Any suggestion how I can rehab this window?


----------



## joecaption (Nov 16, 2016)

And how would anyone even be able to guess without a picture?
Unlatch the window and remove the whole sash and look over all the sides of the window for any labels or markings, look at the bottom right hand side of the glass for an etched label.
Look to see if there's an aluminum divider strip between the pieces of glass to see if you can see any ID marks. 
This a is a very common issue, why most manufactures do not mark there windows is beyond me.


----------



## oldognewtrick (Nov 17, 2016)

joecaption said:


> This a is a very common issue, why most manufactures do not mark there windows is beyond me.

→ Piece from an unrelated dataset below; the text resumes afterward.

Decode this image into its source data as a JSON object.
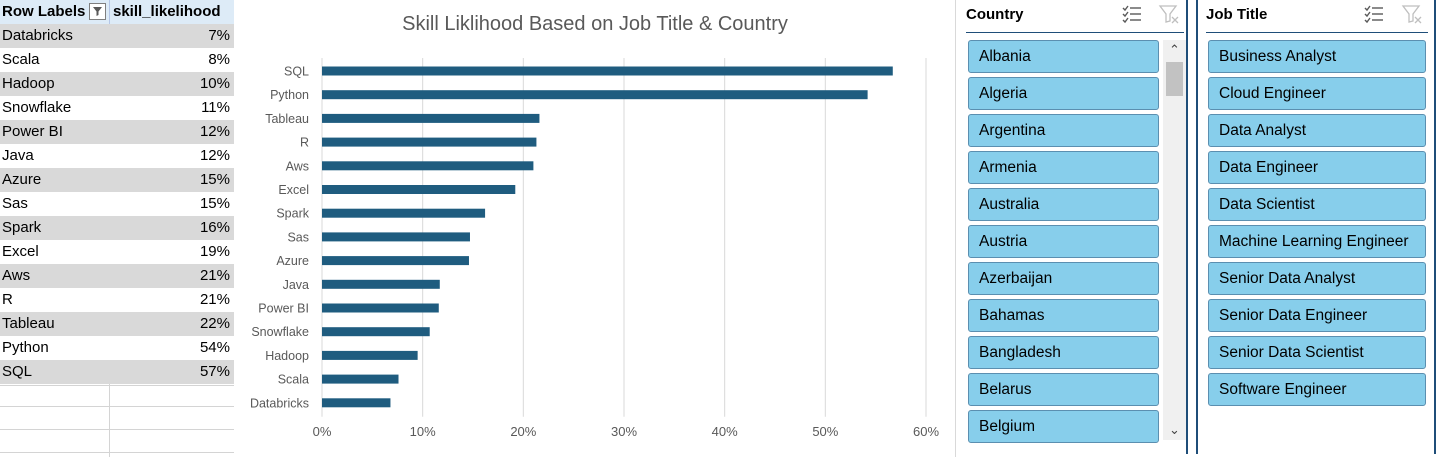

It's a good way to avoid warranty issues.


----------



## nealtw (Nov 17, 2016)

http://www.swisco.com/cl/Weatherstripping


----------



## Thomas529 (Nov 17, 2016)

And how would anyone even be able to guess without a picture?

Really? You could tell mfg from a picture?


----------



## nealtw (Nov 17, 2016)

Would it be better to ask a thousand questions and hope others will understand how you describe things.

Much can be leaned and clarified with a photo.


----------



## Snoonyb (Nov 17, 2016)

Thomas529 said:


> And how would anyone even be able to guess without a picture?
> 
> Really? You could tell mfg from a picture?



Some may recognize the photo of the window, section of the jamb, weatherstrip, latch, etc. as a product they have dealt with.

Or, rather than depending upon the internet, take the camera and a small piece of the weatherstrip to several local window vendors.


----------



## Thomas529 (Nov 18, 2016)

Only one glass shop within 60 miles. They were of no help.
Glass is etched.  MSC. 4-97. I'm guessing 4-97 is mfg date of glass. In 20 yrs I'm guessing mfg is out of business.
MSC don't know what that means.
Working on picture.


----------



## Thomas529 (Nov 18, 2016)

http://www.houserepairtalk.com/attachment.php?attachmentid=12879&stc=1&d=1479489291

http://www.houserepairtalk.com/attachment.php?attachmentid=12880&stc=1&d=1479489291

Pics of broken tilt latch. Pic should be flipped since it's a up down slide.


----------



## nealtw (Nov 18, 2016)

The link I posted in post 4 has a part identifier where you can send them a photo.


----------